Was mit dem Begriff „Theatralik“ gemeint ist, geht an sich aus den Ausführungen hervor, die ich bis jetzt zu den einzelnen Liedern Liszts hier gemacht habe, gleichwohl ist er ein wenig unglücklich gewählt, weil er – abgelöst von seinem hiesigen Kontext – missverständlich ist (wie man an den jüngsten Stellungnahmen hier sehen kann).
Dieser Begriff ist in gar keinem Fall abwertend gemeint, sondern umfasst Merkmale der musikalischen Faktur, die aus dem kompositorischen Ansatz Liszts hervorgehen: Und das ist primär einer aus dem Geist der Musik, nicht einer, der sich in enger Anbindung an die Struktur und den semantischen Gehalt der lyrischen Sprache entfaltet.
Das alles wurde schon mehrfach im einzelnen aufgezeigt, zuletzt an den verschiedenen Fassungen des Liedes: „Der du von dem Himmel bist“. Die erste und die zweite Fassung sind „theatralisch“ in dem Sinne, dass, eben weil es primär um die Entfaltung und Ausgestaltung des musikalischen Motivs geht, am lyrischen Text vorbeikomponiert wird. Liszt hat dies ja selbst erkannt und mit der dritten Fassung genau eben diese „Schwäche“ korrigiert.
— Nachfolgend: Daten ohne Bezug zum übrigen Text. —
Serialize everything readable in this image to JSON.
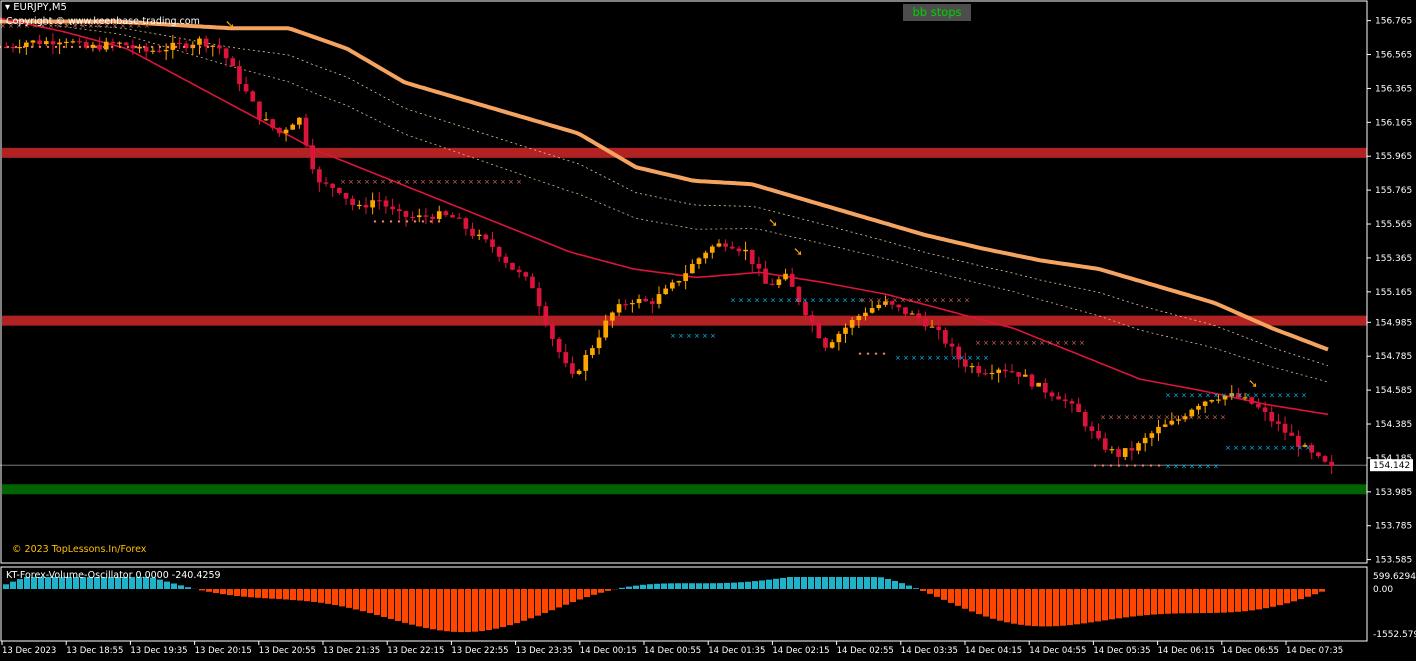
{
  "header": {
    "symbol": "EURJPY,M5",
    "copyright": "Copyright © www.keenbase-trading.com",
    "button_label": "bb stops",
    "watermark": "© 2023 TopLessons.In/Forex"
  },
  "oscillator": {
    "label": "KT-Forex-Volume-Oscillator 0.0000 -240.4259",
    "ticks": [
      "599.6294",
      "0.00",
      "-1552.5794"
    ]
  },
  "colors": {
    "bull_candle": "#ffa500",
    "bear_candle": "#dc143c",
    "ma_line": "#dc143c",
    "upper_band": "#f4a460",
    "support_zone": "#006400",
    "resistance_zone": "#b22222",
    "osc_positive": "#20b2c8",
    "osc_negative": "#ff4500",
    "stop_marker": "#00bfff"
  },
  "chart_data": {
    "type": "candlestick",
    "price_axis": {
      "range": [
        153.565,
        156.875
      ],
      "tick_labels": [
        "156.765",
        "156.565",
        "156.365",
        "156.165",
        "155.965",
        "155.765",
        "155.565",
        "155.365",
        "155.165",
        "154.985",
        "154.785",
        "154.585",
        "154.385",
        "154.185",
        "153.985",
        "153.785",
        "153.585"
      ],
      "current_price": "154.142"
    },
    "time_axis": [
      "13 Dec 2023",
      "13 Dec 18:55",
      "13 Dec 19:35",
      "13 Dec 20:15",
      "13 Dec 20:55",
      "13 Dec 21:35",
      "13 Dec 22:15",
      "13 Dec 22:55",
      "13 Dec 23:35",
      "14 Dec 00:15",
      "14 Dec 00:55",
      "14 Dec 01:35",
      "14 Dec 02:15",
      "14 Dec 02:55",
      "14 Dec 03:35",
      "14 Dec 04:15",
      "14 Dec 04:55",
      "14 Dec 05:35",
      "14 Dec 06:15",
      "14 Dec 06:55",
      "14 Dec 07:35"
    ],
    "zones": [
      {
        "type": "resistance",
        "price": 155.985
      },
      {
        "type": "resistance",
        "price": 154.995
      },
      {
        "type": "support",
        "price": 154.0
      }
    ],
    "close_path": [
      156.61,
      156.64,
      156.64,
      156.66,
      156.6,
      156.62,
      156.63,
      156.58,
      156.6,
      156.62,
      156.65,
      156.6,
      156.4,
      156.2,
      156.1,
      156.2,
      155.8,
      155.78,
      155.65,
      155.72,
      155.62,
      155.6,
      155.62,
      155.6,
      155.5,
      155.43,
      155.3,
      155.2,
      154.9,
      154.65,
      154.83,
      155.03,
      155.12,
      155.1,
      155.18,
      155.3,
      155.42,
      155.46,
      155.4,
      155.2,
      155.25,
      155.05,
      154.85,
      154.95,
      155.05,
      155.1,
      155.05,
      155.0,
      154.9,
      154.75,
      154.7,
      154.72,
      154.68,
      154.6,
      154.55,
      154.45,
      154.28,
      154.2,
      154.25,
      154.35,
      154.4,
      154.5,
      154.55,
      154.55,
      154.5,
      154.4,
      154.3,
      154.2,
      154.12
    ],
    "ma_path": [
      156.78,
      156.7,
      156.6,
      156.4,
      156.2,
      156.0,
      155.85,
      155.7,
      155.55,
      155.4,
      155.3,
      155.25,
      155.28,
      155.22,
      155.15,
      155.05,
      154.95,
      154.8,
      154.65,
      154.58,
      154.5,
      154.44
    ],
    "upper_band_path": [
      156.76,
      156.76,
      156.76,
      156.74,
      156.72,
      156.72,
      156.6,
      156.4,
      156.3,
      156.2,
      156.1,
      155.9,
      155.82,
      155.8,
      155.7,
      155.6,
      155.5,
      155.42,
      155.35,
      155.3,
      155.2,
      155.1,
      154.95,
      154.82
    ]
  }
}
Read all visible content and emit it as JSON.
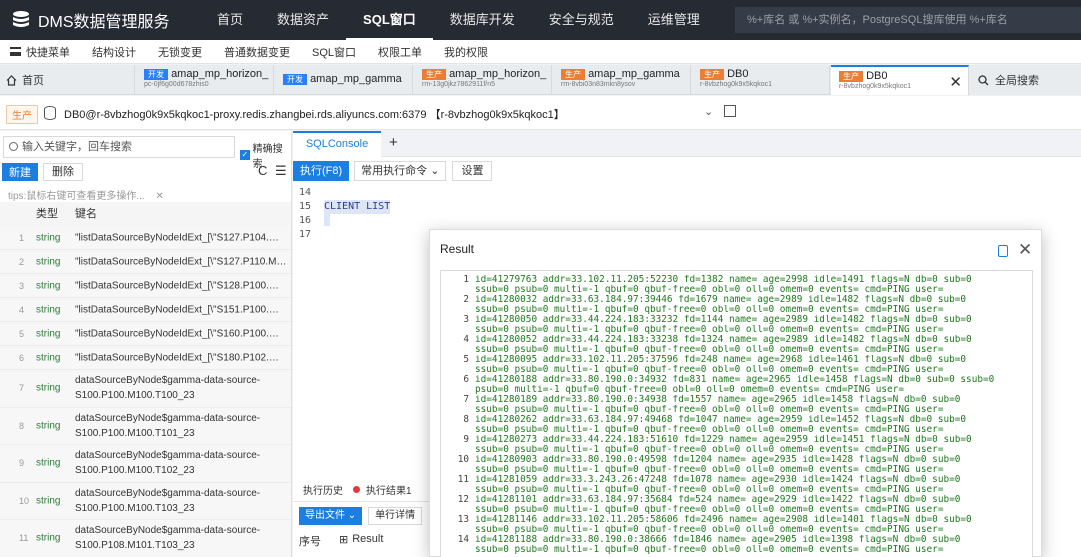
{
  "app": {
    "title": "DMS数据管理服务"
  },
  "topnav": [
    {
      "label": "首页",
      "active": false
    },
    {
      "label": "数据资产",
      "active": false
    },
    {
      "label": "SQL窗口",
      "active": true
    },
    {
      "label": "数据库开发",
      "active": false
    },
    {
      "label": "安全与规范",
      "active": false
    },
    {
      "label": "运维管理",
      "active": false
    }
  ],
  "topsearch": {
    "placeholder": "%+库名 或 %+实例名，PostgreSQL搜库使用 %+库名"
  },
  "menubar": {
    "items": [
      "快捷菜单",
      "结构设计",
      "无锁变更",
      "普通数据变更",
      "SQL窗口",
      "权限工单",
      "我的权限"
    ]
  },
  "tabs": {
    "home": "首页",
    "items": [
      {
        "env": "开发",
        "name": "amap_mp_horizon_",
        "sub": "pc-0jf6g00d678zhis0"
      },
      {
        "env": "开发",
        "name": "amap_mp_gamma",
        "sub": ""
      },
      {
        "env": "生产",
        "name": "amap_mp_horizon_",
        "sub": "rm-13g0jkz7862911f/n5"
      },
      {
        "env": "生产",
        "name": "amap_mp_gamma",
        "sub": "rm-8vbi03n83mkn8ysov"
      },
      {
        "env": "生产",
        "name": "DB0",
        "sub": "r-8vbzhog0k9x5kqkoc1"
      },
      {
        "env": "生产",
        "name": "DB0",
        "sub": "r-8vbzhog0k9x5kqkoc1"
      }
    ],
    "close": "✕",
    "global_search": "全局搜索"
  },
  "conn": {
    "env": "生产",
    "text": "DB0@r-8vbzhog0k9x5kqkoc1-proxy.redis.zhangbei.rds.aliyuncs.com:6379 【r-8vbzhog0k9x5kqkoc1】"
  },
  "left": {
    "search_placeholder": "输入关键字，回车搜索",
    "exact": "精确搜索",
    "new": "新建",
    "delete": "删除",
    "tips": "tips:鼠标右键可查看更多操作...",
    "tips_close": "✕",
    "col_type": "类型",
    "col_key": "键名",
    "rows": [
      {
        "no": "1",
        "type": "string",
        "key": "\"listDataSourceByNodeIdExt_[\\\"S127.P104.M1..."
      },
      {
        "no": "2",
        "type": "string",
        "key": "\"listDataSourceByNodeIdExt_[\\\"S127.P110.M1..."
      },
      {
        "no": "3",
        "type": "string",
        "key": "\"listDataSourceByNodeIdExt_[\\\"S128.P100.M1..."
      },
      {
        "no": "4",
        "type": "string",
        "key": "\"listDataSourceByNodeIdExt_[\\\"S151.P100.M1..."
      },
      {
        "no": "5",
        "type": "string",
        "key": "\"listDataSourceByNodeIdExt_[\\\"S160.P100.M1..."
      },
      {
        "no": "6",
        "type": "string",
        "key": "\"listDataSourceByNodeIdExt_[\\\"S180.P102.M1..."
      },
      {
        "no": "7",
        "type": "string",
        "key": "dataSourceByNode$gamma-data-source-S100.P100.M100.T100_23"
      },
      {
        "no": "8",
        "type": "string",
        "key": "dataSourceByNode$gamma-data-source-S100.P100.M100.T101_23"
      },
      {
        "no": "9",
        "type": "string",
        "key": "dataSourceByNode$gamma-data-source-S100.P100.M100.T102_23"
      },
      {
        "no": "10",
        "type": "string",
        "key": "dataSourceByNode$gamma-data-source-S100.P100.M100.T103_23"
      },
      {
        "no": "11",
        "type": "string",
        "key": "dataSourceByNode$gamma-data-source-S100.P108.M101.T103_23"
      }
    ]
  },
  "editor": {
    "tab": "SQLConsole",
    "plus": "+",
    "exec": "执行(F8)",
    "common_cmd": "常用执行命令",
    "settings": "设置",
    "lines": [
      {
        "no": "14",
        "text": ""
      },
      {
        "no": "15",
        "text": "CLIENT LIST"
      },
      {
        "no": "16",
        "text": ""
      },
      {
        "no": "17",
        "text": ""
      }
    ],
    "history": "执行历史",
    "result1": "执行结果1",
    "export": "导出文件",
    "detail": "单行详情",
    "col_seq": "序号",
    "col_result": "Result"
  },
  "modal": {
    "title": "Result",
    "close": "✕",
    "entries": [
      {
        "n": "1",
        "a": "id=41279763 addr=33.102.11.205:52230 fd=1382 name= age=2998 idle=1491 flags=N db=0 sub=0",
        "b": "ssub=0 psub=0 multi=-1 qbuf=0 qbuf-free=0 obl=0 oll=0 omem=0 events= cmd=PING user="
      },
      {
        "n": "2",
        "a": "id=41280032 addr=33.63.184.97:39446 fd=1679 name= age=2989 idle=1482 flags=N db=0 sub=0",
        "b": "ssub=0 psub=0 multi=-1 qbuf=0 qbuf-free=0 obl=0 oll=0 omem=0 events= cmd=PING user="
      },
      {
        "n": "3",
        "a": "id=41280050 addr=33.44.224.183:33232 fd=1144 name= age=2989 idle=1482 flags=N db=0 sub=0",
        "b": "ssub=0 psub=0 multi=-1 qbuf=0 qbuf-free=0 obl=0 oll=0 omem=0 events= cmd=PING user="
      },
      {
        "n": "4",
        "a": "id=41280052 addr=33.44.224.183:33238 fd=1324 name= age=2989 idle=1482 flags=N db=0 sub=0",
        "b": "ssub=0 psub=0 multi=-1 qbuf=0 qbuf-free=0 obl=0 oll=0 omem=0 events= cmd=PING user="
      },
      {
        "n": "5",
        "a": "id=41280095 addr=33.102.11.205:37596 fd=248 name= age=2968 idle=1461 flags=N db=0 sub=0",
        "b": "ssub=0 psub=0 multi=-1 qbuf=0 qbuf-free=0 obl=0 oll=0 omem=0 events= cmd=PING user="
      },
      {
        "n": "6",
        "a": "id=41280188 addr=33.80.190.0:34932 fd=831 name= age=2965 idle=1458 flags=N db=0 sub=0 ssub=0",
        "b": "psub=0 multi=-1 qbuf=0 qbuf-free=0 obl=0 oll=0 omem=0 events= cmd=PING user="
      },
      {
        "n": "7",
        "a": "id=41280189 addr=33.80.190.0:34938 fd=1557 name= age=2965 idle=1458 flags=N db=0 sub=0",
        "b": "ssub=0 psub=0 multi=-1 qbuf=0 qbuf-free=0 obl=0 oll=0 omem=0 events= cmd=PING user="
      },
      {
        "n": "8",
        "a": "id=41280262 addr=33.63.184.97:49468 fd=1047 name= age=2959 idle=1452 flags=N db=0 sub=0",
        "b": "ssub=0 psub=0 multi=-1 qbuf=0 qbuf-free=0 obl=0 oll=0 omem=0 events= cmd=PING user="
      },
      {
        "n": "9",
        "a": "id=41280273 addr=33.44.224.183:51610 fd=1229 name= age=2959 idle=1451 flags=N db=0 sub=0",
        "b": "ssub=0 psub=0 multi=-1 qbuf=0 qbuf-free=0 obl=0 oll=0 omem=0 events= cmd=PING user="
      },
      {
        "n": "10",
        "a": "id=41280903 addr=33.80.190.0:49598 fd=1204 name= age=2935 idle=1428 flags=N db=0 sub=0",
        "b": "ssub=0 psub=0 multi=-1 qbuf=0 qbuf-free=0 obl=0 oll=0 omem=0 events= cmd=PING user="
      },
      {
        "n": "11",
        "a": "id=41281059 addr=33.3.243.26:47248 fd=1078 name= age=2930 idle=1424 flags=N db=0 sub=0",
        "b": "ssub=0 psub=0 multi=-1 qbuf=0 qbuf-free=0 obl=0 oll=0 omem=0 events= cmd=PING user="
      },
      {
        "n": "12",
        "a": "id=41281101 addr=33.63.184.97:35684 fd=524 name= age=2929 idle=1422 flags=N db=0 sub=0",
        "b": "ssub=0 psub=0 multi=-1 qbuf=0 qbuf-free=0 obl=0 oll=0 omem=0 events= cmd=PING user="
      },
      {
        "n": "13",
        "a": "id=41281146 addr=33.102.11.205:58606 fd=2496 name= age=2908 idle=1401 flags=N db=0 sub=0",
        "b": "ssub=0 psub=0 multi=-1 qbuf=0 qbuf-free=0 obl=0 oll=0 omem=0 events= cmd=PING user="
      },
      {
        "n": "14",
        "a": "id=41281188 addr=33.80.190.0:38666 fd=1846 name= age=2905 idle=1398 flags=N db=0 sub=0",
        "b": "ssub=0 psub=0 multi=-1 qbuf=0 qbuf-free=0 obl=0 oll=0 omem=0 events= cmd=PING user="
      }
    ]
  },
  "colors": {
    "accent": "#1b7ee0",
    "topbar": "#252a33",
    "result_text": "#1f7a1f",
    "env_prod": "#ed7d31",
    "env_dev": "#2a7fff"
  }
}
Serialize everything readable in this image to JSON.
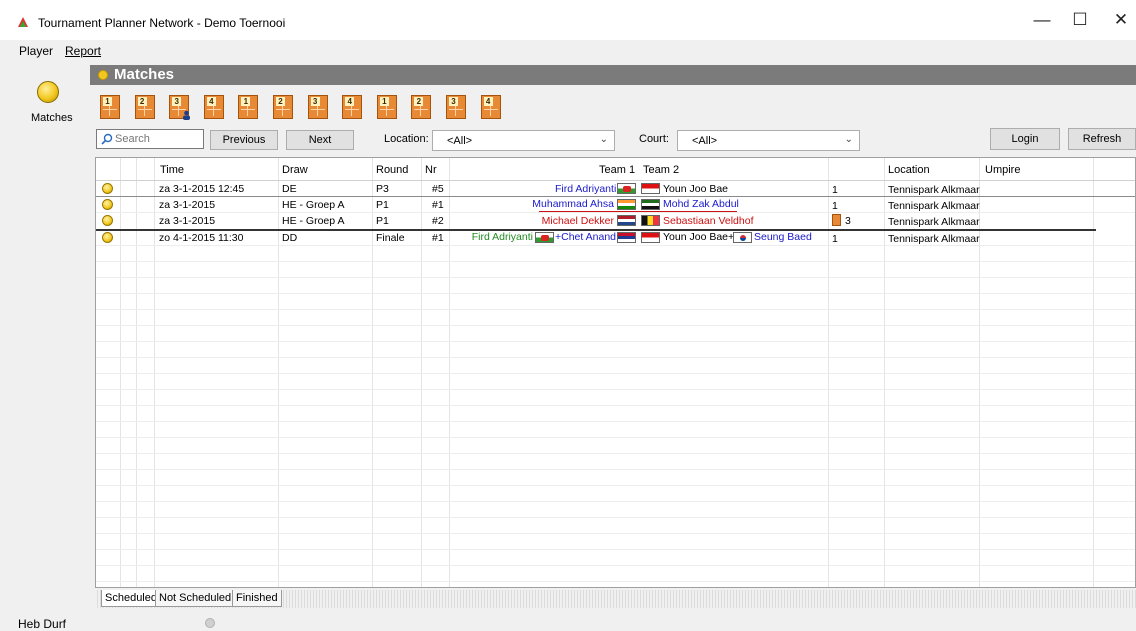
{
  "window": {
    "title": "Tournament Planner Network - Demo Toernooi",
    "minimize_glyph": "—",
    "maximize_glyph": "☐",
    "close_glyph": "✕"
  },
  "menu": {
    "player": "Player",
    "report": "Report"
  },
  "nav": {
    "matches_label": "Matches"
  },
  "header": {
    "title": "Matches"
  },
  "courts": [
    {
      "number": "1",
      "has_person": false
    },
    {
      "number": "2",
      "has_person": false
    },
    {
      "number": "3",
      "has_person": true
    },
    {
      "number": "4",
      "has_person": false
    },
    {
      "number": "1",
      "has_person": false
    },
    {
      "number": "2",
      "has_person": false
    },
    {
      "number": "3",
      "has_person": false
    },
    {
      "number": "4",
      "has_person": false
    },
    {
      "number": "1",
      "has_person": false
    },
    {
      "number": "2",
      "has_person": false
    },
    {
      "number": "3",
      "has_person": false
    },
    {
      "number": "4",
      "has_person": false
    }
  ],
  "toolbar": {
    "search_placeholder": "Search",
    "previous": "Previous",
    "next": "Next",
    "location_label": "Location:",
    "location_value": "<All>",
    "court_label": "Court:",
    "court_value": "<All>",
    "login": "Login",
    "refresh": "Refresh"
  },
  "columns": {
    "time": "Time",
    "draw": "Draw",
    "round": "Round",
    "nr": "Nr",
    "team1": "Team 1",
    "team2": "Team 2",
    "location": "Location",
    "umpire": "Umpire"
  },
  "rows": [
    {
      "time": "za 3-1-2015 12:45",
      "draw": "DE",
      "round": "P3",
      "nr": "#5",
      "team1": "Fird Adriyanti",
      "team2": "Youn Joo Bae",
      "court": "1",
      "location": "Tennispark Alkmaar"
    },
    {
      "time": "za 3-1-2015",
      "draw": "HE - Groep A",
      "round": "P1",
      "nr": "#1",
      "team1": "Muhammad Ahsa",
      "team2": "Mohd Zak Abdul",
      "court": "1",
      "location": "Tennispark Alkmaar"
    },
    {
      "time": "za 3-1-2015",
      "draw": "HE - Groep A",
      "round": "P1",
      "nr": "#2",
      "team1": "Michael Dekker",
      "team2": "Sebastiaan Veldhof",
      "court": "3",
      "location": "Tennispark Alkmaar"
    },
    {
      "time": "zo 4-1-2015 11:30",
      "draw": "DD",
      "round": "Finale",
      "nr": "#1",
      "team1_a": "Fird Adriyanti",
      "team1_b": "+Chet Anand",
      "team2_a": "Youn Joo Bae+",
      "team2_b": "Seung Baed",
      "court": "1",
      "location": "Tennispark Alkmaar"
    }
  ],
  "tabs": [
    "Scheduled",
    "Not Scheduled",
    "Finished"
  ],
  "status": {
    "user": "Heb Durf"
  },
  "colors": {
    "header_band": "#7b7b7b",
    "team_blue": "#1a1acc",
    "team_red": "#cc1111",
    "team_green": "#228b22",
    "court_orange": "#e88a35",
    "status_yellow": "#f2c81e"
  }
}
Auch bei „Mignons Lied“ ist dieses Komponieren aus dem Geist der Musik an vielen spezifischen Merkmalen der musikalischen Faktur erkennen. An einer einzigen Stelle sei dies noch einmal gezeigt. Gemeint ist der Liedanfang, die Stelle „Kennst du das Land“ also.
Liszt ist hier musikalisch derart in Bann geschlagen von der Dissonanz, die in dem Intervall „cis“ – „f“ aufklingt, dass er einen Akzent auf das Wort „du“ legt. Das widerspricht dem Sinn des lyrischen Textes, denn Mignon spricht hier ja nicht wirklich ein „Du“ an, sondern stellt eine gleichsam rhetorische Frage, deren Schwerpunkt und Zielrichtung „das Land“ ist. Liszt stört das aber gar nicht, weil er – und das ist eben typisch für ihn! – primär musikalisch denkt und nicht, wie Schubert etwa, die Komposition in enger Anlehnung an den lyrischen Text entwickelt.
In der Folge dieses kompositorischen Ansatzes kann sich im Lied auch die innere Einheit des Gedichts buchstäblich „in Musik auflösen“. Man sieht das an der letzten Strophe. Weder Beethoven, noch Schubert, Schumann oder Hugo Wolf haben die letzte Strophe in ihrer musikalischen Faktur derart tiefgreifend von der der beiden vorangehenden Strophen abgesetzt, wie Liszt das tat. Das ist ja auch gar nicht textgemäß, denn alle drei Strophen sind aus einer Grundsituation heraus lyrisch artikuliert: Es spricht, bzw. singt, ja immer die gleiche Mignon, und es besteht deshalb kein Grund, die lyrischen Bilder, die sie dabei entwickelt, sozusagen kompositorisch zu verabsolutieren.
Das aber tut Liszt. Offensichtlich inspiriert ihn das lyrische Bild von dem „Berg mit seinem Wolkensteg“, dem „Maultier“ und „der Drachen wilde Brut“ zu einer ausgeprägt dramatisch angelegten Melodik und Harmonik. Die Singstimme verharrt jetzt – im Unterschied zu den entsprechenden Versen der vorangehenden Strophen, taktlang auf einem Ton (einem tiefen „dis“) und bewegt sich nur um einen Sekundschritt davon weg. Der Klaviersatz besteht aus unruhig sich auf und ab bewegenden Achteln. Es ist eine völlig neue musikalische Idee, die hier kompositorisch entwickelt wird. Melodik und Harmonik sind eine andere als in den beiden Strophen davor.
Auch Schubert modifiziert übrigens diese dritte Strophe. Aber er tut es nicht mit annähernd der Radikalität, die Liszt hier kompositorisch an den Tag legt. Er wechselt das Tongeschlecht hin zu a-Moll und variiert die melodische Linie, - aber eben so, dass deren Grundstruktur im Verlauf ihrer Bewegung erhalten bleibt. Es geht ihm darum, in der Form des variierten Strophenliedes die Einheit des lyrischen Textes zu wahren. Für Liszt ist dies, eben weil er primär musikalisch denkt und sich dabei von den lyrischen Bildern inspirieren lässt, kein zwingendes Gebot mehr.